Thats what I did.
Weighted the pop ratio 50000:1 in favor of males, so there are so few females that they die out after a single generation.
But every time the civ should die it gets repopulated with a fresh batch "from unknown parentage".
Like this:
Just in case it matters, what I wanted to do was create a civ that has sole access to overpowered weapons (and only those) and can create artifacts. They should stick around for about 50 years, create a dozen or so legendary weapons (since those are the only moodable things they can produce) and then die out. By the time world gen stops those weapons would hopefully be spread all over the world, with no possible way to produce more.

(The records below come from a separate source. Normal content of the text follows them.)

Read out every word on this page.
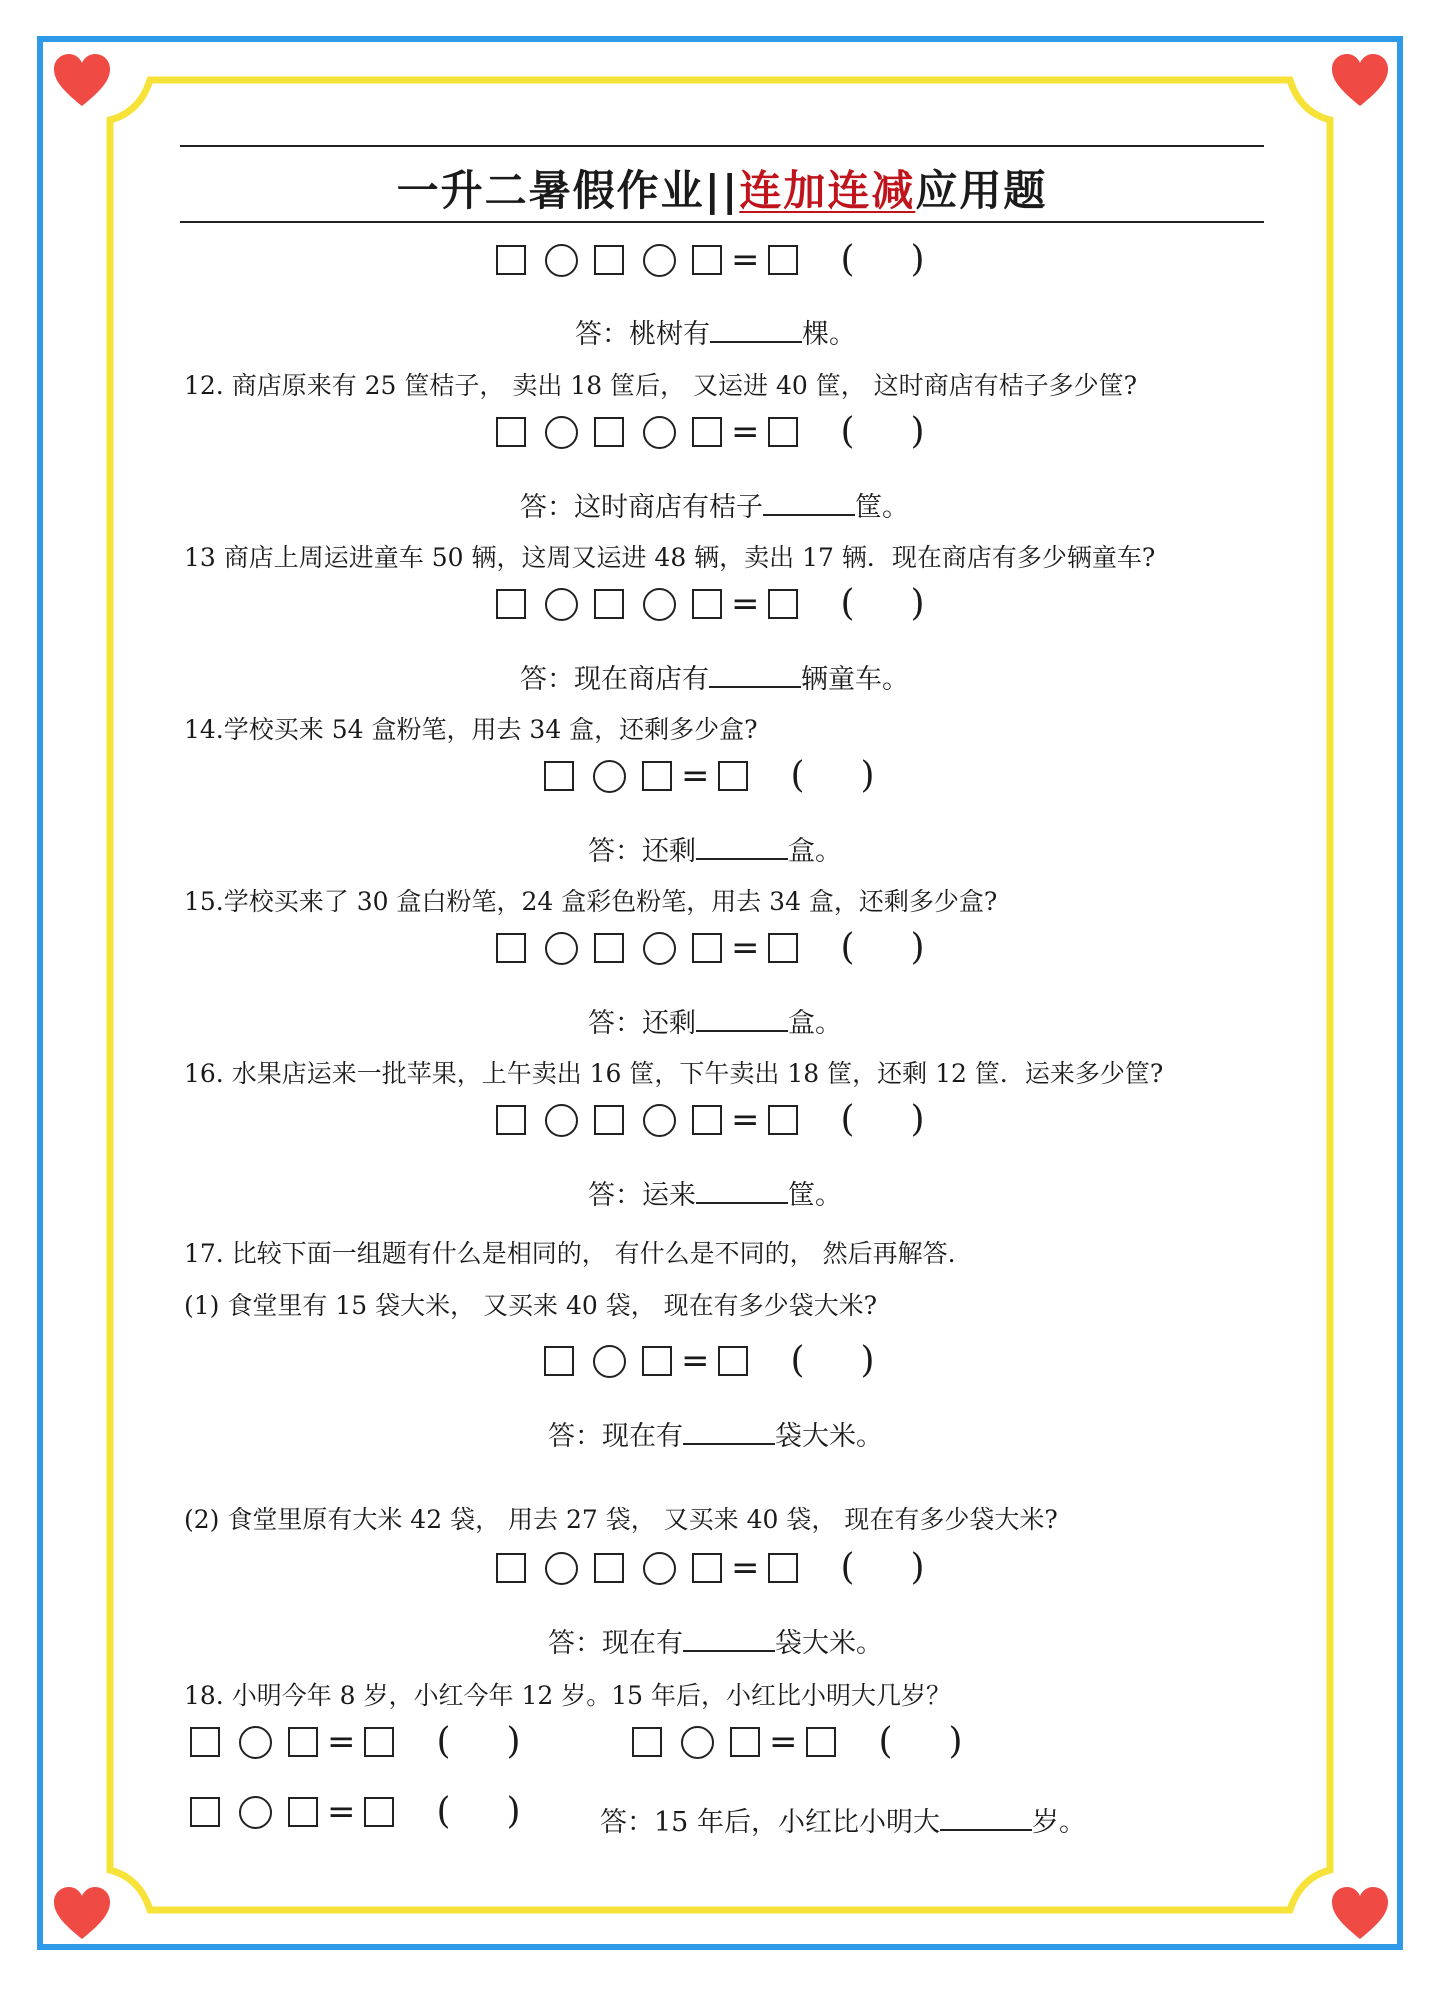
一升二暑假作业||连加连减应用题
= ( )
答：桃树有	棵。
12. 商店原来有 25 筐桔子， 卖出 18 筐后， 又运进 40 筐， 这时商店有桔子多少筐?
= ( )
答：这时商店有桔子	筐。
13 商店上周运进童车 50 辆，这周又运进 48 辆，卖出 17 辆．现在商店有多少辆童车?
= ( )
答：现在商店有	辆童车。
14.学校买来 54 盒粉笔，用去 34 盒，还剩多少盒?
= ( )
答：还剩	盒。
15.学校买来了 30 盒白粉笔，24 盒彩色粉笔，用去 34 盒，还剩多少盒?
= ( )
答：还剩	盒。
16. 水果店运来一批苹果，上午卖出 16 筐，下午卖出 18 筐，还剩 12 筐．运来多少筐?
= ( )
答：运来	筐。
17. 比较下面一组题有什么是相同的， 有什么是不同的， 然后再解答.
(1) 食堂里有 15 袋大米， 又买来 40 袋， 现在有多少袋大米?
= ( )
答：现在有	袋大米。
(2) 食堂里原有大米 42 袋， 用去 27 袋， 又买来 40 袋， 现在有多少袋大米?
= ( )
答：现在有	袋大米。
18. 小明今年 8 岁，小红今年 12 岁。15 年后，小红比小明大几岁？
= ( )	= ( )
= ( )	答：15 年后，小红比小明大	岁。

Think the Wheel Of Times heron blades or the shardblades in the Stormlight Archieve for examples of what I want to accomplish.
Back when all members of civs were explicitly modeled, it was possible to do this, but the changeover to abstract populations broke it. The game now appears to assume that all civilizations are capable of reproduction, resulting in the behavior you observed if they actually aren't.
I was not able to come up with a new scheme for assuring that a civ goes extinct.
If the pop limit tokens work again (those were also broken by the pop changeover) it's possible you can create a civ that has only one or a few sites, and is therefore PRONE to dying out during world gen (Lowering the Biome support values might also help this), but there would always be some chance of them surviving.
I believe you can make a civ that is essentially guaranteed to starve (make them agriculture-dependent and start in a biome where agriculture doesn't work), but I think that happens instantly, with no chance to create artifacts.